OrbTop

Penguin Random House Publisher Catalog Scraper

ECOMMERCE

Penguin Random House Publisher Catalog Scraper

Scrape the official Penguin Random House publisher catalog from penguinrandomhouse.com. Extracts authoritative book metadata: title, author, ISBN, imprint, format, publication date, price, description, praise blurbs, and series information — primary-source data not available from consumer review aggregators.

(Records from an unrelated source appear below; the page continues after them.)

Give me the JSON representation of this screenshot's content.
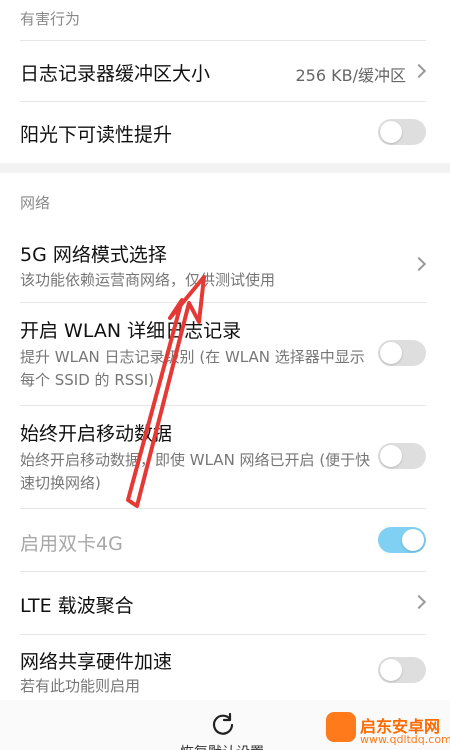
{
  "sections": {
    "harmful": "有害行为",
    "network": "网络"
  },
  "rows": {
    "logger_buffer": {
      "title": "日志记录器缓冲区大小",
      "value": "256 KB/缓冲区"
    },
    "sunlight": {
      "title": "阳光下可读性提升",
      "toggle": false
    },
    "mode_5g": {
      "title": "5G 网络模式选择",
      "subtitle": "该功能依赖运营商网络，仅供测试使用"
    },
    "wlan_log": {
      "title": "开启 WLAN 详细日志记录",
      "subtitle": "提升 WLAN 日志记录级别 (在 WLAN 选择器中显示每个 SSID 的 RSSI)",
      "toggle": false
    },
    "mobile_data": {
      "title": "始终开启移动数据",
      "subtitle": "始终开启移动数据，即使 WLAN 网络已开启 (便于快速切换网络)",
      "toggle": false
    },
    "dual_4g": {
      "title": "启用双卡4G",
      "toggle": true,
      "enabled": false
    },
    "lte_ca": {
      "title": "LTE 载波聚合"
    },
    "tether_hw": {
      "title": "网络共享硬件加速",
      "subtitle": "若有此功能则启用",
      "toggle": false
    }
  },
  "bottom": {
    "reset_label": "恢复默认设置"
  },
  "watermark": {
    "name": "启东安卓网",
    "url": "www.qdltdq.com"
  },
  "colors": {
    "toggle_on": "#7fd0f2",
    "toggle_off": "#dedede",
    "annotation_arrow": "#e53935"
  }
}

What data does it collect?

Each record is one book edition (one canonical detail page):

Field Type Description
prh_id string Penguin Random House work ID (numeric, from URL)
title string Book title
subtitle string Subtitle, if present
author string Primary author name
contributors string All contributors as JSON array: [{"name":"...", "role":"..."}]
imprint string Publisher imprint (e.g. Random House, Crown, Dial Press)
format string Format: Hardcover, Paperback, Ebook, or Audiobook
isbn string Primary ISBN-13
pages integer Page count
publication_date string Publication date (ISO 8601, e.g. 2024-10-01)
price number List price in USD
category string Genre/category as JSON array of strings
description string Publisher description (about the book)
about_the_author string Author biography from the publisher
praise string Praise/endorsement blurbs as JSON array of strings
series string Series name if the book is part of a series
related_titles string Related edition ISBNs as JSON array
cover_url string Cover image URL
product_url string Full URL of the book detail page

How to use it

Search by keyword

Provide one or more search queries. The scraper paginates through search results, visits each book detail page, and saves the metadata. Queries can be genre names, author names, topics, or any other search terms the PRH catalog supports.

{
  "queries": ["mystery", "science fiction"],
  "maxItems": 50,
  "sp_intended_usage": "catalog research"
}

Small focused run

{
  "queries": ["romance"],
  "maxItems": 10,
  "sp_intended_usage": "spot check"
}

Input parameters

Parameter Type Required Default Description
queries array Yes ["fiction"] Search terms to scrape. Each query seeds an independent paginated search.
maxItems integer Yes 5 Maximum total book records to collect across all queries.

Notes

  • Extraction uses the structured JSON-LD Book schema embedded on each detail page — the same data the publisher uses for SEO. This gives authoritative isbn, publisherImprint, datePublished, and offers.price without scraping fragile HTML.
  • Praise blurbs, author bios, and categories are extracted from the HTML where JSON-LD does not carry them.
  • The contributors, category, praise, and related_titles fields are serialised as JSON strings so they remain compatible with spreadsheet and CSV exports.
  • The Penguin Random House catalog covers ~120k+ titles across all imprints (Random House, Crown, Knopf, Bantam, Viking, Penguin, and many more).
  • No proxy required — the catalog is publicly accessible without bot protection.